(a film review by Mark R. Leeper)

CAPSULE: Awkwardly written and borrowing heavily from other comedic films, this film is about an actor/playwright/teacher who is not particularly good at anything he does. Then he puts together a play involving Hamlet and Jesus in a time machine and discovers he is good at causing an uproar. There is a germ of a good idea here, but only a germ. The film is trying to go in too many different directions at once. It is just a thin storyline on which the writer has hung too many unfunny jokes. Andrew Fleming directs and co-writes. Rating: 0 (-4 to +4) or 4/10

Humor is very subjective and some other viewers might find the film much more funny. HAMLET 2 is a tribute to some of the funniest moments in cinema. One can see in it bits from TOOTSIE, Woody Allen's early comedies, THE PRODUCERS, and Inspector Clouseau. However, rarely have all these bits been borrowed to less effect. Perhaps because the bits are all so familiar, they needed an extra twist for them to have some punch. Instead they are poorly delivered with little comic timing. The central plot could have been developed, but was instead just an outline and gags were glommed onto it wherever the writers could think of them. A Peter Sellers has the right timing and the right false-dignity so that when he catches his hand in a door it is funny (at least sometimes). But when Steve Coogan tries to imitate the same stunt his timing and his attitude is wrong and the joke comes off tired. Thrown gratuitously into a scene it does not have the same snap. On the other hand a teen audience might find some of the humor a little less stale. Most of the wit of a comedy should arise from character. Here more comes from the circumstance, with characters left undeveloped.
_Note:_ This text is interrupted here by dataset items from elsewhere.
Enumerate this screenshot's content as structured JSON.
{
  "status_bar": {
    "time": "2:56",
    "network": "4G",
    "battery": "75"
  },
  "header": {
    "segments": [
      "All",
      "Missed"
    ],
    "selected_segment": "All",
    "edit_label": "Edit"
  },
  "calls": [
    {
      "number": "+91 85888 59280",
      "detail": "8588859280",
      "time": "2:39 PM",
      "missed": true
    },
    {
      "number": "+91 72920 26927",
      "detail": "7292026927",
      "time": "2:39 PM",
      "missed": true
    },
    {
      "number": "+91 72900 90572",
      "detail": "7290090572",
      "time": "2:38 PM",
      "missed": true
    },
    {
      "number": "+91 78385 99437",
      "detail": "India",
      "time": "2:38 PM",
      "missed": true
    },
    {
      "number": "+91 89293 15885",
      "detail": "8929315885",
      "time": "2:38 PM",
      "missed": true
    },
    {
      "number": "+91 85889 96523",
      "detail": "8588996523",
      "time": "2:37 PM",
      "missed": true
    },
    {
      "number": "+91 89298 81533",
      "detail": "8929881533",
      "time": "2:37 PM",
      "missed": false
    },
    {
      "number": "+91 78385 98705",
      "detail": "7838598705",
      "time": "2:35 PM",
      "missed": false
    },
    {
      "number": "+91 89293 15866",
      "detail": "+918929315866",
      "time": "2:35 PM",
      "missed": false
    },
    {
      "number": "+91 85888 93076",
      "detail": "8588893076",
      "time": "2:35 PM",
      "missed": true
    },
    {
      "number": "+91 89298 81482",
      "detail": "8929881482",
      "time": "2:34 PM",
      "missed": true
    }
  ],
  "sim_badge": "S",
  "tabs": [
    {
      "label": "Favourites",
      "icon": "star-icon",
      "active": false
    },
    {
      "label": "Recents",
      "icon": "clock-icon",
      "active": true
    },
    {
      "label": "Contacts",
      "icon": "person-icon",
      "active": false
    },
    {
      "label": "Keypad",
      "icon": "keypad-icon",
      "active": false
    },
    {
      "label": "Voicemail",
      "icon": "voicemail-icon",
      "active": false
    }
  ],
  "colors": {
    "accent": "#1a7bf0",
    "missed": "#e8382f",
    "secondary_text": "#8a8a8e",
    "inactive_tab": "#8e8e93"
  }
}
Steve Coogan plays Dana Marschz, a failed actor, a failing drama teacher, and a miserable playwright. He in not sure how to teach acting and inspire his disinterested class, how to convince the school board to not cut the drama program, or how to write an original play. He is even not sure how to pronounce his own last name. Marschz seems to have little to offer his classes beside platitudes that for him are deeply felt, but seem really irrelevant to his students. In this Arizona school there has been a big influx of uninterested Latino students. One of them pointedly is not portrayed as a typical Latino tough guy, but the script treats most of the rest of the class very superficially and stereotypically. In most teaching movies the students are well characterized. They are, after all, the most important part of the classroom. Here most of the students are merely props. They are not developed at all.

Marschz's drama classes do an annual play, till now always a near-transcription of a blockbuster movie. The teaching of drama is being dropped from the school curriculum. Dana's last play is an original story, "Hamlet 2" in which the Prince of Denmark escapes death and together with Jesus takes a time machine back in time to save all the characters whom William Shakespeare had die in his play. The vulgar language of the play and the use of Jesus has polarized the Tucson, Arizona, community between people who object to his treatment of Jesus and those who defend artistic freedom. Meanwhile Marschz is having personal problems. He is having a less personal relationship with his wife (Catherine Keener) and a more personal relationship with alcohol. Which all goes to make the story seem deeper than it really is. The plot has several lapses in logic. Somehow his class manages to put on a play with Broadway style production values, though the effort to get it so is never really shown. Bits of the musical play within the story are good. Sadly we see even less of the play "Hamlet 2" than Mel Brooks shows us of his "Springtime for Hitler".

Steve Coogan has a long history of British comedy particularly for playing his alter-ego, the smug, venal, and superficial radio and TV personality Alan Partridge. In American comedy he does not have the same resonance. I rate it a 0 on the -4 to +4 scale or 4/10. There are several pieces of vulgar language in the film that some viewers might find objectionable. I found them neither objectionable nor particularly funny. In fact, that sums up how I felt about the entire film.